L’ABOG devrait reconnaître que cette certification n’est pas du tout enracinée dans le cadre de la justice reproductive que notre domaine devrait promouvoir sur la base de l’inégalité d’accès. Il ne suffit pas que les avortements soient légaux ; ils doivent être accessibles de toutes les manières, et c’est pourquoi cela pourrait être un coup dur pour nos patients. Qui aidera les patientes les plus vulnérables aux lois qui ciblent les prestataires d’avortement dans leurs États ?

Le comité CFP au sein de l’ABOG est composé d’obstétriciens-gynécologues situés dans les grandes villes à majorité démocrate. Tous les membres sont académiquement affiliés. Cette situation est préoccupante alors que de nombreuses cliniques desservant les patientes dans les zones où les besoins sont criants sont des cliniques indépendantes, qui sont souvent la seule option pour les prestataires qui souhaitent fournir des soins d’avortement.
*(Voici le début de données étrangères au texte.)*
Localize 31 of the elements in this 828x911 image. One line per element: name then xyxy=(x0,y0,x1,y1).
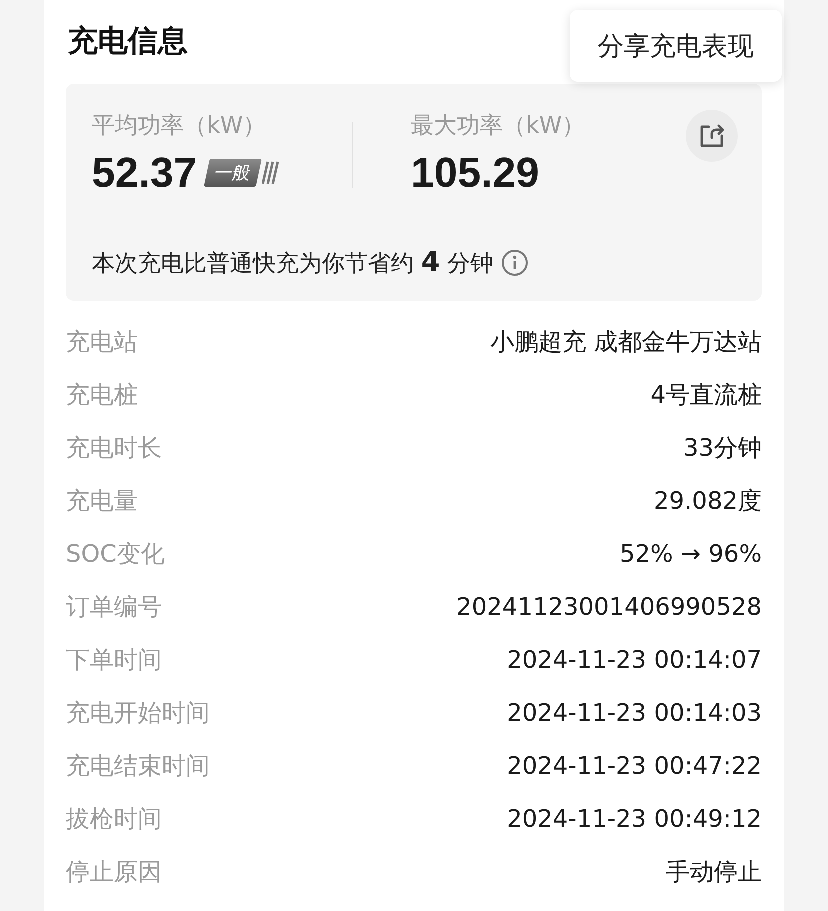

Quelqu’un d’une clinique indépendante aurait peut-être dû être invité à siéger à ce comité. Peut-être un OB-GYN généraliste qui a consacré sa vie aux soins d’avortement ? Peut-être un médecin de famille? Je soupçonne que ces personnes n’ont pas été incluses pour une raison, car nos commentaires enracinés dans des expériences vécues de prestation de soins d’avortement contrediraient l’invention d’une telle sous-spécialité.

J’ai l’intention de postuler pour la certification de surspécialité CFP, malgré toutes les raisons pour lesquelles c’est dangereux et inutile, car je me sens obligé de le faire pour continuer mon travail et répondre aux besoins des communautés où je vis et prodigue des soins.

Si l’ABOG veut réellement répondre aux besoins des communautés à travers le pays, leurs dirigeants et leurs membres devraient concentrer leurs efforts sur la lutte contre les innombrables menaces aux niveaux étatique et national à l’accès à l’avortement au lieu d’encourager le contrôle préjudiciable des soins d’avortement.

Nous avons besoin de plus de prestataires d’avortement, point final. Au lieu d’écrire et de concevoir un autre cerceau que nous sommes tous obligés de franchir pour le spectacle académique canin et poney (c’est-à-dire ceux qui ont même la chance d’être invités au spectacle), ces spécialistes en OB-GYN devraient plutôt envisager de donner leur du temps et des compétences aux cliniques qui tentent désespérément de répondre aux besoins des patients dans les États qui s’efforcent de priver les communautés de leur autonomie corporelle et de leurs droits humains fondamentaux.